Pentingnya Pendidikan Dalam Keluarga

Dipublikasikan tanggal 10 December 2010

Jakarta, 10 Desember 2010.

Kepada keluarga-keluarga kristiani

Se-Keuskupan Agung Jakarta

di tempat
                                                                                      
Salam damai dalam kasih Keluarga Kudus Yesus, Maria dan Yosep.

Perjumpaan kali ini saya awali dengan kutipan dari Kitab Hukum Kanonik mengenai perkawinan. Disana dikatakan,”Perjanjian (foedus) perkawinan, dengannya seorang laki-laki dan seorang perempuan membentuk antara mereka persekutuan (consortium) seluruh hidup, yang menurut ciri kodratinya terarah pada kesejahteraan suami-isteri (bonum coniugum) serta kelahiran dan pendidikan anak, antara orang-orang yang dibaptis, oleh Kristus Tuhan diangkat ke martabat sakramen” (KHK Kanon 1055).

Ajaran Gereja mengenai arti, tujuan dan sakramentalitas perkawinan sebenarnya sangat jelas dalam kutipan diatas. Perkawinan diartikan sebagai sebuah perjanjian antara seorang laki-laki dan seorang perempuan untuk membentuk persekutuan seluruh hidup.

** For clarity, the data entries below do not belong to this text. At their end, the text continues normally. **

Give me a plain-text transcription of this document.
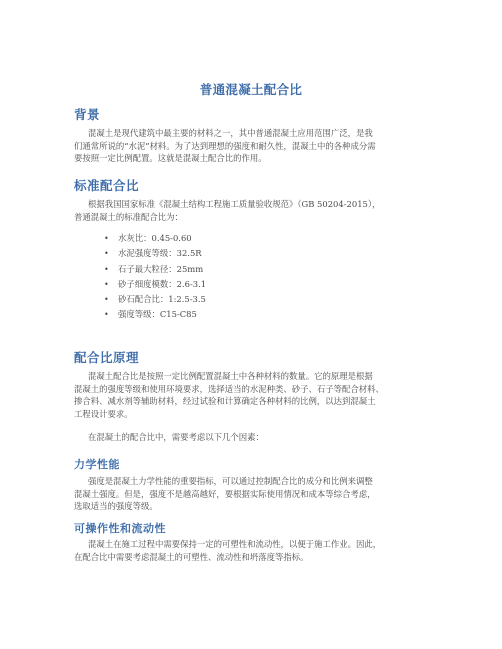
普通混凝土配合比
背景
混凝土是现代建筑中最主要的材料之一，其中普通混凝土应用范围广泛，是我
们通常所说的“水泥”材料。为了达到理想的强度和耐久性，混凝土中的各种成分需
要按照一定比例配置。这就是混凝土配合比的作用。
标准配合比
根据我国国家标准《混凝土结构工程施工质量验收规范》（GB 50204-2015），
普通混凝土的标准配合比为：
• 水灰比：0.45-0.60
• 水泥强度等级：32.5R
• 石子最大粒径：25mm
• 砂子细度模数：2.6-3.1
• 砂石配合比：1:2.5-3.5
• 强度等级：C15-C85
配合比原理
混凝土配合比是按照一定比例配置混凝土中各种材料的数量。它的原理是根据
混凝土的强度等级和使用环境要求，选择适当的水泥种类、砂子、石子等配合材料、
掺合料、减水剂等辅助材料，经过试验和计算确定各种材料的比例，以达到混凝土
工程设计要求。
在混凝土的配合比中，需要考虑以下几个因素：
力学性能
强度是混凝土力学性能的重要指标，可以通过控制配合比的成分和比例来调整
混凝土强度。但是，强度不是越高越好，要根据实际使用情况和成本等综合考虑，
选取适当的强度等级。
可操作性和流动性
混凝土在施工过程中需要保持一定的可塑性和流动性，以便于施工作业。因此，
在配合比中需要考虑混凝土的可塑性、流动性和坍落度等指标。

Sebagaimana dalam sebuah perjanjian, segi personal sangat mendapat tekanan, demikian juga dalam perkawinan sebagai sebuah perjanjian.

Sedangkan terkait dengan tujuan sebuah perkawinan, sekurang-kurangnya disebutkan tiga tujuan pokok. Pertama, kesejahteraan suami-isteri. Kedua, kelahiran anak. Ketiga, pendidikan anak. Ini berarti, secara mendasar perkawinan terarah pada tercapainya kehidupan suami-isteri yang bahagia. Tetapi kebahagiaan suami-isteri tersebut mempunyai ciri terbuka bagi hadirnya anak di dalam kehidupan mereka. Dan setiap anak yang lahir mesti mendapat pendidikan yang memadai bagi pertumbuhan dan perkembangannya.

Mengapa perkawinan harus bersifat terbuka terhadap anak? Bukankah tujuan pokok perkawinan ialah kesejahteraan suami-isteri? Menjawab pertanyaan-pertanyaan tersebut, saya menegaskan bahwa melahirkan anak merupakan sesuatu yang suci. Di dalamnya manusia mengambil bagian dalam karya penciptaan Allah. Secara sederhana bisa dikatakan demikian: supaya seorang anak lahir ke muka bumi ini, maka kerjasama suami-isteri sangat menentukan. Tetapi perlu digarisbawahi, bahwa mengandung kemudian melahirkan seorang anak pada dasarnya merupakan awal karya suami-isteri dalam bekerjasama dengan Allah dalam karya penciptaan.

Ini berarti, sesudah seorang anak lahir ke muka bumi ini, maka orangtua terus menerus berusaha untuk memelihara, menjaga, melindungi, membantu anaknya dengan berbagai cara untuk makin bertumbuh mencapai kedewasaan. Kelangsungan hidup anak tak hanya diteruskan melalui kelahiran tetapi juga dalam pendidikan.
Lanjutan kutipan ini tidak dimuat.